The experience is different for everyone, but I am certain there are similarities. According to the Bureau of Labor Statistics, of the recent high school graduates enrolled in college in October 2010, 90.4 percent were full-time students. Colleges have cultures and when the unique forces and people on a campus come together they create the college experience. It has a lot to do with the physical campus – where on many campuses students come from all over the city, country, or globe to live, eat, sleep, study, and socialize. College campuses are the ultimate communities. At The University of Chicago I had dozens of friends who lived within one mile of me and there were no parents, very few rules, and an institution that fostered intellectual and social inquiry. But, wow did the winters get cold . And the food was mediocre at best. It’s all part of the memory. The institution of going to college, exploring your next step, and taking the time to ease into the real-world is truly an experience.

Will the College of 2020 be like this? Sure, some institutions will be able to preserve their culture and cultivate these types of experiences. But others will have a harder time. Expensive small private colleges are trying to find the best way to be competitive in the market and get students and resources, but without question, some of these institutions will not survive.

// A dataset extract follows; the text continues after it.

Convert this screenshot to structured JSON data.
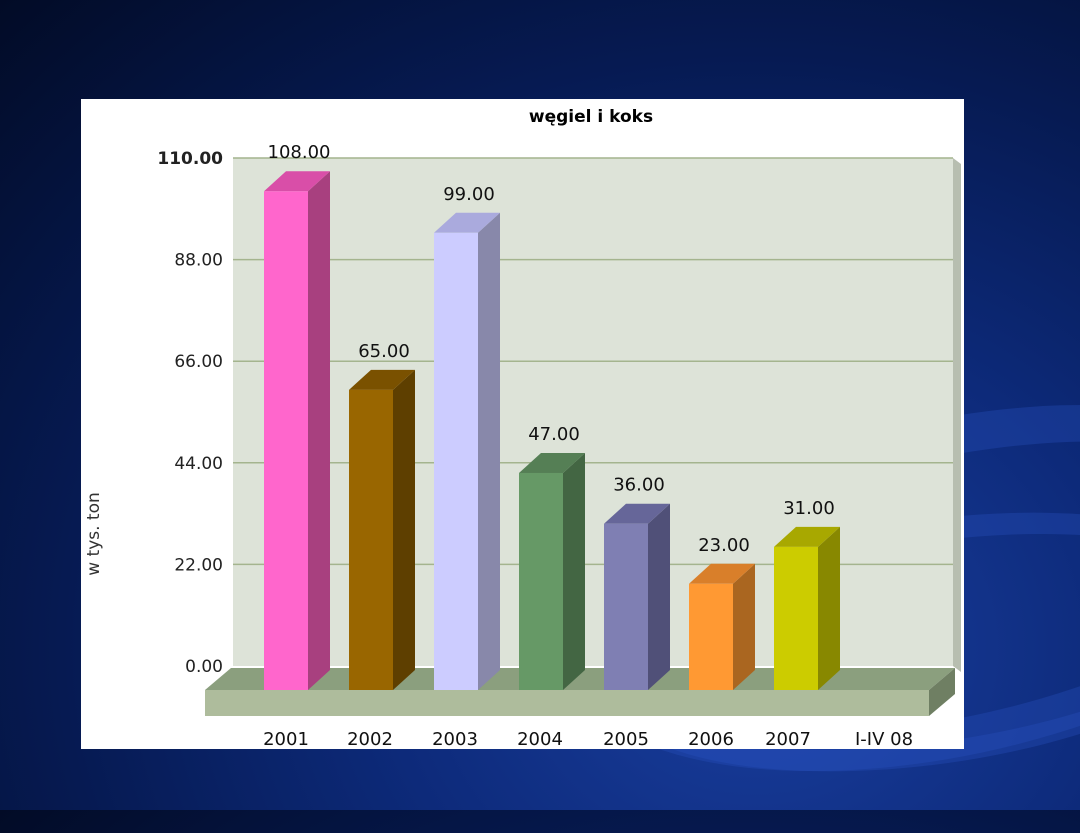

An even larger concern is online programs – which are making it easier for students to learn remotely, but also taking them away from campus. Of course there are significant advantages to institutions offering more online programs, but we don’t need to get into that here. As more and more students demand online classes, I hope they know what they are missing on campus. There are experiences to be had and memories to made everywhere – but there is something special, perhaps magic, that happens on a college campus.

As higher education professionals we spend so much time thinking about the data, the outcomes, and the trends. It’s important to step back and remember that at the core of each institution is a distinct culture – one that creates memories. That’s the college experience.